What Is A Google Broad Core Algorithm Update?

What Is a Google Broad Core Algorithm Update?

Since the first broad core algorithm update, there has been much confusion, debate, speculation, and questions about what exactly it is.

How does a core update differ from a named update that many SEO pros are used to?

Google’s acknowledgment of core updates is usually vague, offering little detail beyond the fact that the update occurred. As we’ll see in this post, there is a good reason for this.

Typically, core updates take a few days (or weeks) to fully roll out, with Google making one announcement at the start and another at its conclusion. This invariably leaves SEO professionals and site owners wondering how the core update impacted their rankings.

Understanding a broad core update and how it differs from other algorithm updates can provide insight into what may have caused a site’s rankings to go up, down, or stay the same.

So, What Exactly Is A Core Update?

First, let me get the obligatory “Google makes hundreds of algorithm changes per year, often more than one per day” boilerplate out of the way.

Many of the named updates we hear about (Penguin, Panda, Pigeon, Fred, and the much-talked-about Helpful Content Update – which has since been integrated into core) are implemented to address specific faults or issues in Google’s algorithms.

In the case of Penguin, it was link spam; in the case of Pigeon, it was local SEO spam. Each of these targeted one specific thing – and, in many cases, brought a new metric or new calculation or new machine learning model into the overall algorithm.

They all had a specific purpose but also required new data or new systems to run.

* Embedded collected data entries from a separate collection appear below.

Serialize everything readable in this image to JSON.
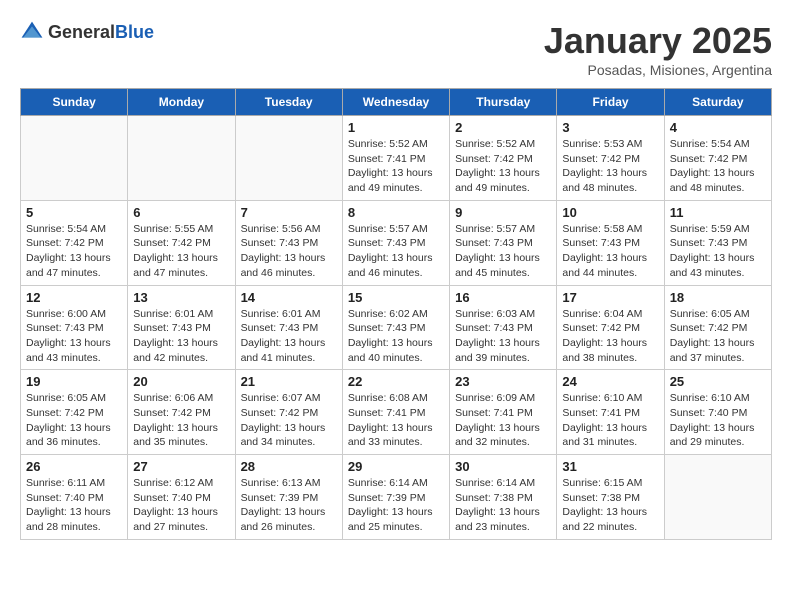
{
  "header": {
    "logo_general": "General",
    "logo_blue": "Blue",
    "month_title": "January 2025",
    "subtitle": "Posadas, Misiones, Argentina"
  },
  "days_of_week": [
    "Sunday",
    "Monday",
    "Tuesday",
    "Wednesday",
    "Thursday",
    "Friday",
    "Saturday"
  ],
  "weeks": [
    [
      {
        "day": "",
        "info": ""
      },
      {
        "day": "",
        "info": ""
      },
      {
        "day": "",
        "info": ""
      },
      {
        "day": "1",
        "info": "Sunrise: 5:52 AM\nSunset: 7:41 PM\nDaylight: 13 hours\nand 49 minutes."
      },
      {
        "day": "2",
        "info": "Sunrise: 5:52 AM\nSunset: 7:42 PM\nDaylight: 13 hours\nand 49 minutes."
      },
      {
        "day": "3",
        "info": "Sunrise: 5:53 AM\nSunset: 7:42 PM\nDaylight: 13 hours\nand 48 minutes."
      },
      {
        "day": "4",
        "info": "Sunrise: 5:54 AM\nSunset: 7:42 PM\nDaylight: 13 hours\nand 48 minutes."
      }
    ],
    [
      {
        "day": "5",
        "info": "Sunrise: 5:54 AM\nSunset: 7:42 PM\nDaylight: 13 hours\nand 47 minutes."
      },
      {
        "day": "6",
        "info": "Sunrise: 5:55 AM\nSunset: 7:42 PM\nDaylight: 13 hours\nand 47 minutes."
      },
      {
        "day": "7",
        "info": "Sunrise: 5:56 AM\nSunset: 7:43 PM\nDaylight: 13 hours\nand 46 minutes."
      },
      {
        "day": "8",
        "info": "Sunrise: 5:57 AM\nSunset: 7:43 PM\nDaylight: 13 hours\nand 46 minutes."
      },
      {
        "day": "9",
        "info": "Sunrise: 5:57 AM\nSunset: 7:43 PM\nDaylight: 13 hours\nand 45 minutes."
      },
      {
        "day": "10",
        "info": "Sunrise: 5:58 AM\nSunset: 7:43 PM\nDaylight: 13 hours\nand 44 minutes."
      },
      {
        "day": "11",
        "info": "Sunrise: 5:59 AM\nSunset: 7:43 PM\nDaylight: 13 hours\nand 43 minutes."
      }
    ],
    [
      {
        "day": "12",
        "info": "Sunrise: 6:00 AM\nSunset: 7:43 PM\nDaylight: 13 hours\nand 43 minutes."
      },
      {
        "day": "13",
        "info": "Sunrise: 6:01 AM\nSunset: 7:43 PM\nDaylight: 13 hours\nand 42 minutes."
      },
      {
        "day": "14",
        "info": "Sunrise: 6:01 AM\nSunset: 7:43 PM\nDaylight: 13 hours\nand 41 minutes."
      },
      {
        "day": "15",
        "info": "Sunrise: 6:02 AM\nSunset: 7:43 PM\nDaylight: 13 hours\nand 40 minutes."
      },
      {
        "day": "16",
        "info": "Sunrise: 6:03 AM\nSunset: 7:43 PM\nDaylight: 13 hours\nand 39 minutes."
      },
      {
        "day": "17",
        "info": "Sunrise: 6:04 AM\nSunset: 7:42 PM\nDaylight: 13 hours\nand 38 minutes."
      },
      {
        "day": "18",
        "info": "Sunrise: 6:05 AM\nSunset: 7:42 PM\nDaylight: 13 hours\nand 37 minutes."
      }
    ],
    [
      {
        "day": "19",
        "info": "Sunrise: 6:05 AM\nSunset: 7:42 PM\nDaylight: 13 hours\nand 36 minutes."
      },
      {
        "day": "20",
        "info": "Sunrise: 6:06 AM\nSunset: 7:42 PM\nDaylight: 13 hours\nand 35 minutes."
      },
      {
        "day": "21",
        "info": "Sunrise: 6:07 AM\nSunset: 7:42 PM\nDaylight: 13 hours\nand 34 minutes."
      },
      {
        "day": "22",
        "info": "Sunrise: 6:08 AM\nSunset: 7:41 PM\nDaylight: 13 hours\nand 33 minutes."
      },
      {
        "day": "23",
        "info": "Sunrise: 6:09 AM\nSunset: 7:41 PM\nDaylight: 13 hours\nand 32 minutes."
      },
      {
        "day": "24",
        "info": "Sunrise: 6:10 AM\nSunset: 7:41 PM\nDaylight: 13 hours\nand 31 minutes."
      },
      {
        "day": "25",
        "info": "Sunrise: 6:10 AM\nSunset: 7:40 PM\nDaylight: 13 hours\nand 29 minutes."
      }
    ],
    [
      {
        "day": "26",
        "info": "Sunrise: 6:11 AM\nSunset: 7:40 PM\nDaylight: 13 hours\nand 28 minutes."
      },
      {
        "day": "27",
        "info": "Sunrise: 6:12 AM\nSunset: 7:40 PM\nDaylight: 13 hours\nand 27 minutes."
      },
      {
        "day": "28",
        "info": "Sunrise: 6:13 AM\nSunset: 7:39 PM\nDaylight: 13 hours\nand 26 minutes."
      },
      {
        "day": "29",
        "info": "Sunrise: 6:14 AM\nSunset: 7:39 PM\nDaylight: 13 hours\nand 25 minutes."
      },
      {
        "day": "30",
        "info": "Sunrise: 6:14 AM\nSunset: 7:38 PM\nDaylight: 13 hours\nand 23 minutes."
      },
      {
        "day": "31",
        "info": "Sunrise: 6:15 AM\nSunset: 7:38 PM\nDaylight: 13 hours\nand 22 minutes."
      },
      {
        "day": "",
        "info": ""
      }
    ]
  ]
}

In these cases, Google (sometimes reluctantly) informed us what it was trying to accomplish or prevent with the algorithm update, and we were able to go back and remedy our sites.

A core update is different.

The way I understand it, a core update is a tweak or change to the main search algorithm itself.

It’s not adding anything “new” in terms of metrics, data, signals, machine learning, etc. It’s simply re-arranging or adjusting existing signals/factors and their importance.

You know, it is believed that there are somewhere between 200 and 500 (or maybe more) ranking factors and signals – the exact number is unknown.

What a core update means to me is that Google slightly tweaked the importance, order, weights, or values of these signals.

Because of that, they can’t come right out and tell us what changed without revealing the secret sauce.

The simplest way to visualize this would be to imagine, let’s say, 200 factors listed in order of importance.

Now imagine Google changing the order of 42 of those 200 factors.

Rankings would change, but it would be a combination of many things, not due to one specific factor or cause.

Obviously, it isn’t that simple, but that’s a good way to think about a core update.

A good analogy would be your list of top 10 favorite Taylor Swift songs. You might re-order that occasionally based on what’s going on in your life – or she may update an older song or release some new music. All of that might change your list.

Here’s a purely made-up, slightly more complicated example of things Google might adjust and why it can’t tell us.

“In this core update, we increased the value of keywords in H1 tags by 2%, changed the core web vitals boost from 0.00001 to 0.0000001, decreased the value of the ratio of keyword trigrams covered by title trigrams, changed the D value in our PageRank calculation from .85 to .70, and started using a TF-iDUF retrieval method for logged in users instead of the traditional TF-PDF method.”

(I swear these are real things in information retrieval. I just have no idea if they’re real things used by Google.)

As you can see, these types of updates wouldn’t be helpful at all to SEO professionals – even if they understood them.

Put simply, a core update means Google changed the weight and importance of existing ranking factors and signals – and some results shifted because of it.

At its most complex form, Google ran a new training set through its machine learning ranking model. Quality raters gave this new set of results a higher Information Satisfaction (IS) score than the previous set, and the engineers have no idea what weights changed or how they changed because that’s just how machine learning works.

(We all know Google uses quality raters to rate search results. These ratings are one input into how it chooses one algorithm change over another – not how it rates your site. Whether it feeds this into machine learning is anybody’s guess. But it’s one possibility.)

It’s likely some random combination of weighting delivered more relevant results for the quality raters, so they tested it more, the test results (clicks!) confirmed it, and they pushed it live.

Remember clicks in the famous Google leak? This is one way they use those – for A/B testing new algorithm variants.